- The Washington Times - Sunday, June 22, 2003

Grady C. Wright is using his 33 years of experience in the corporate world to improve sales at a midsized information-technology company in Centreville, Va.

Mr. Wright, 59, has signed on as president and chief operating officer of Universal Systems & Technology Inc. (Unitech), a telecommunications firm that specializes in security analysis and systems.

He oversees the daily operations of the company with more than 360 employees and six satellite offices and is developing a strategy for expanding services to government.

Mr. Wright said timing and the chance to run a smaller business with high growth potential persuaded him to leave his position as senior vice president of the telecommunications and network solutions unit at DynCorp Inc., an information-technology firm.

DynCorp was bought out in March by Computer Sciences Corp. of California.

“I was looking to continue running what was essentially a small business in a large corporation on a less-bureaucratic level,” Mr. Wright said.

His main goal is to raise the company’s $80 million sales by double digits this year. Part of his strategy will include some small acquisitions of specialty information-technology firms, though Mr. Wright did not have any specific companies to announce.

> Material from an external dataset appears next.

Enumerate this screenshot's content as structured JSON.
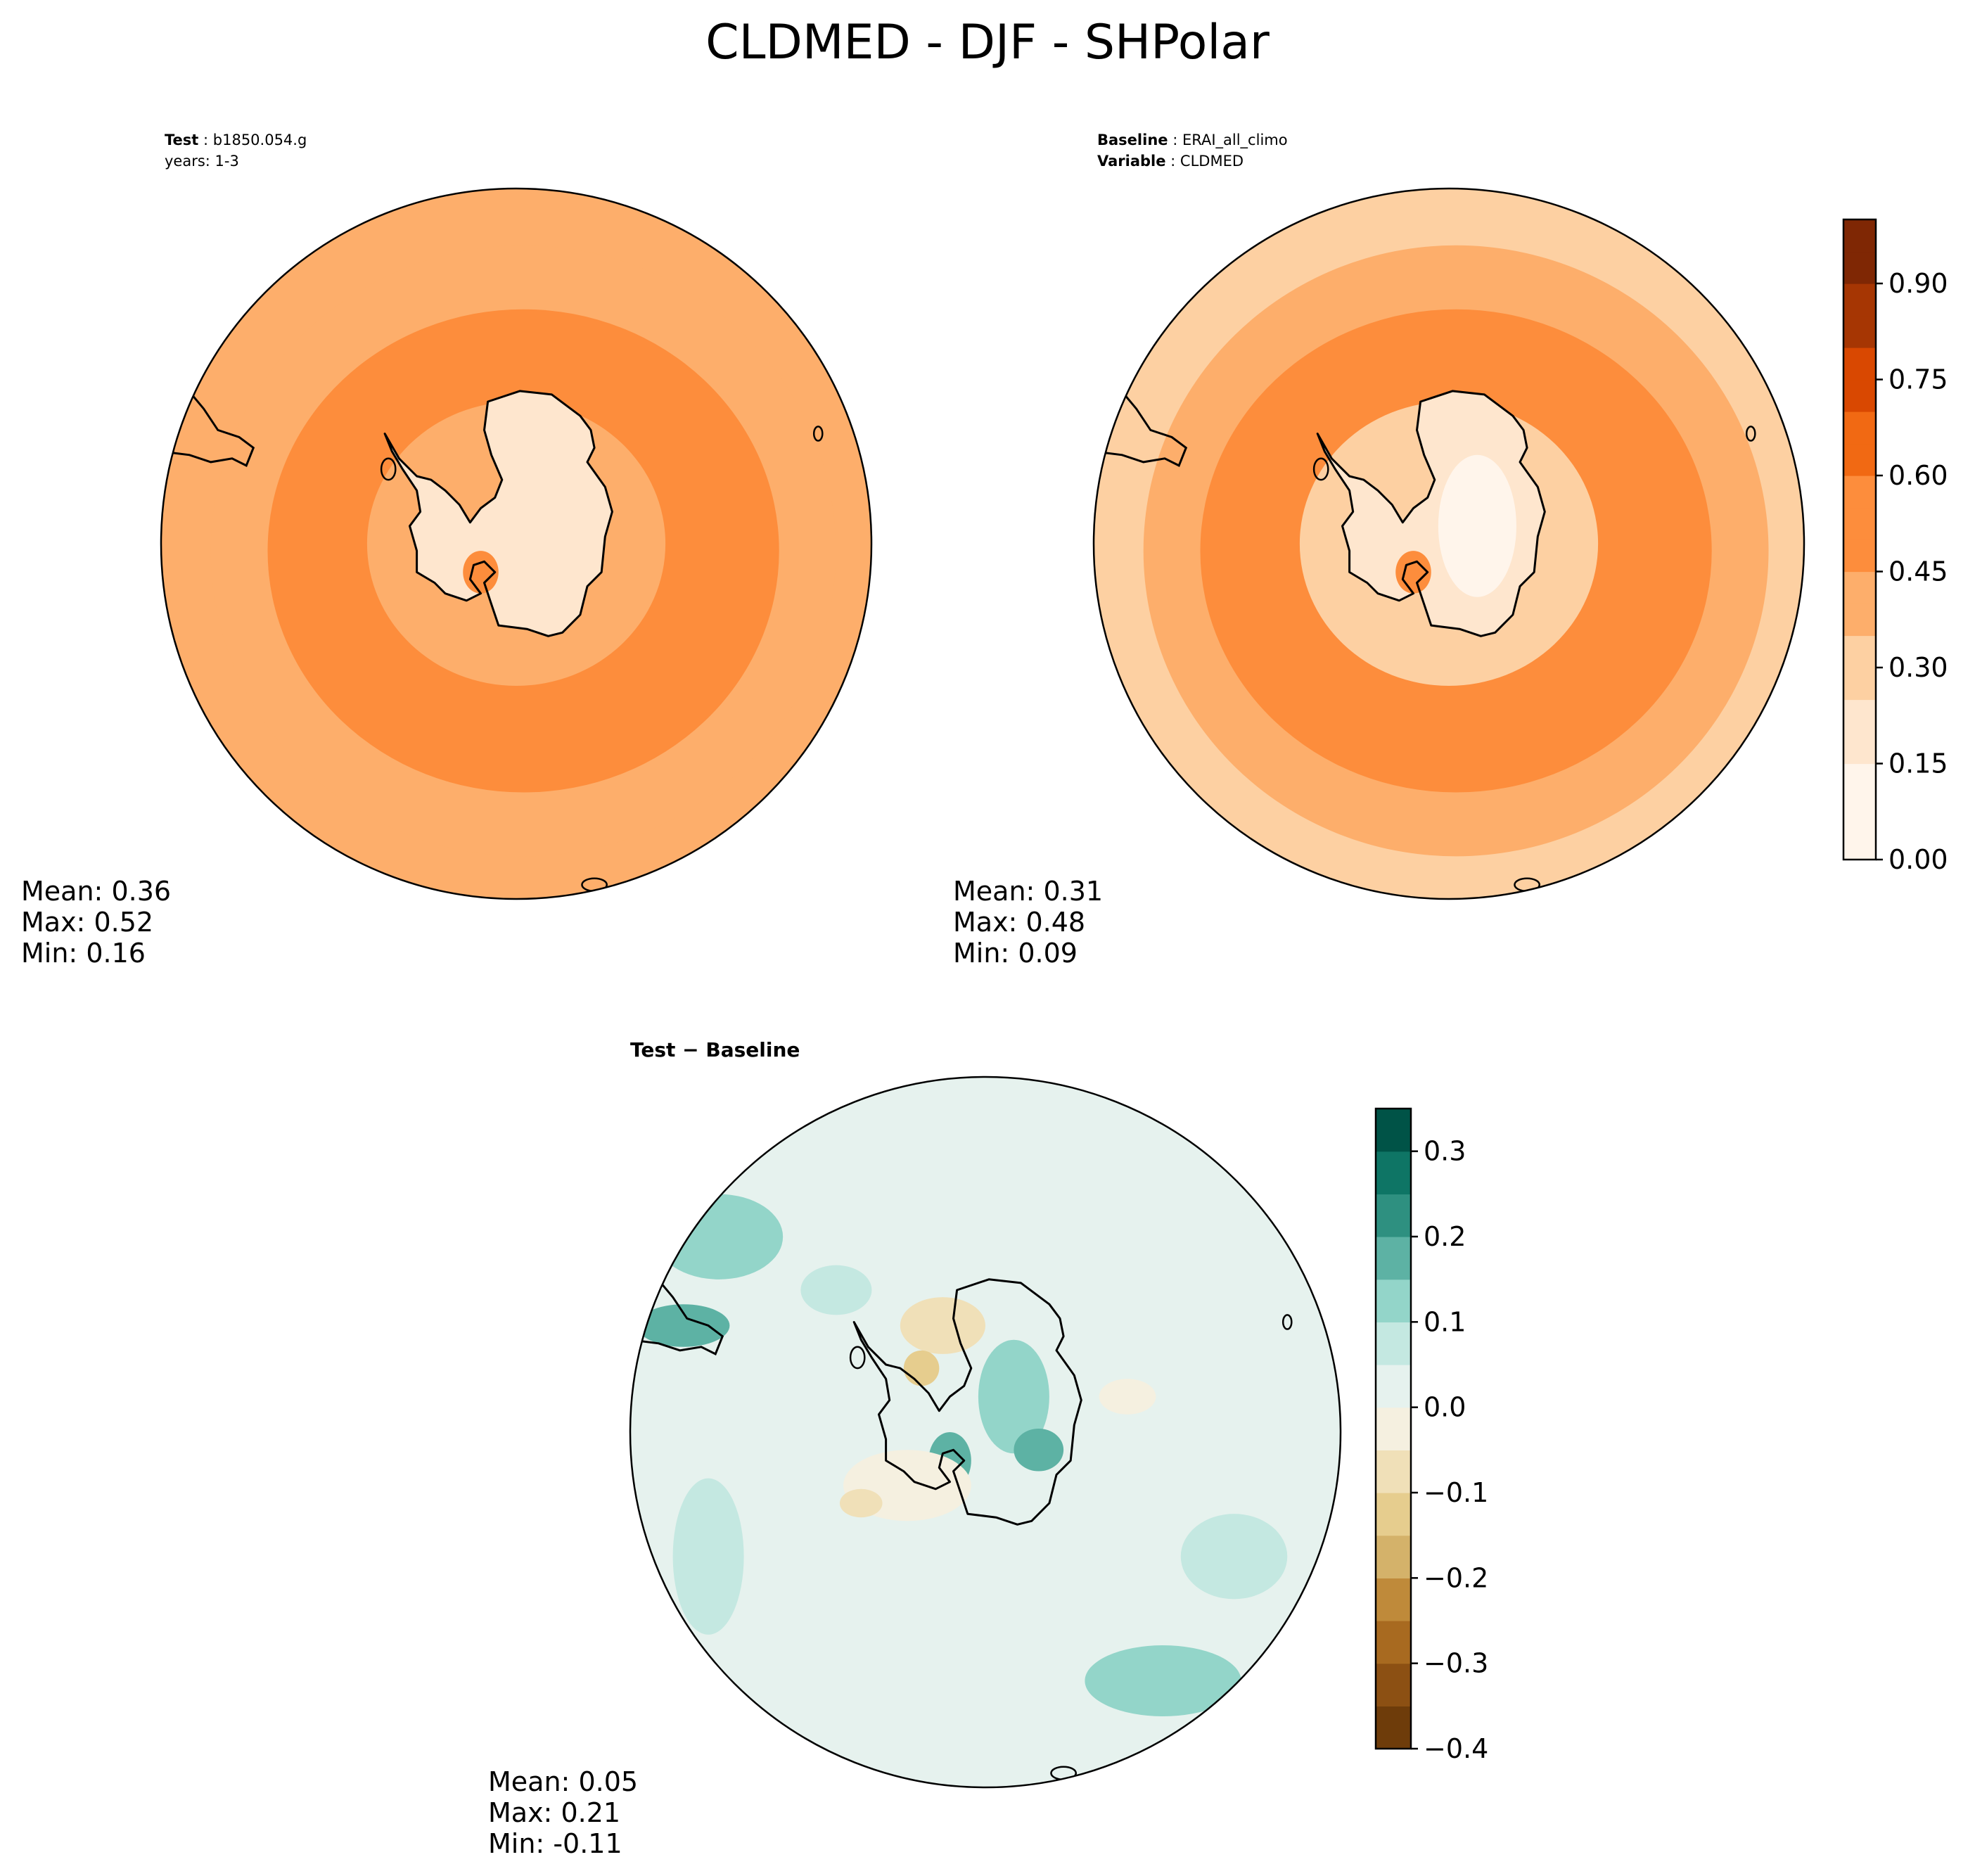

The company also is developing its technical services to serve more diverse clients. One plan is altering Unitech’s security work with the Transportation Security Administration to include seaports.

“This sort of initiative is necessary to help propel the company out of the zone many IT companies face when their revenue is between $50 million and $200 million,” he said. “To get to the next level of growth, the company has to have the leadership and strategy ready to make some big changes.”

Earl Stafford, chairman and chief executive officer, said he sought out Mr. Wright because of his work with big companies such as DynCorp and TRW Systems and Information Technology Group in Fairfax.

At DynCorp, Mr. Wright’s unit grew annual sales from $80 million to $400 million in four years.

“Grady’s extensive experience and outstanding leadership ability will add significant value to the company as we move forward,” Mr. Stafford said in a statement.

So far, the transition to the smaller company has been smooth, Mr. Wright said.

“When I was running operations at larger companies, we would partner with smaller firms and I always found that refreshing. It’s very charging to be on the other side and see what we need to do to build up our size.”

Mr. Wright lives in Centreville with his wife, Barbara, and their two children.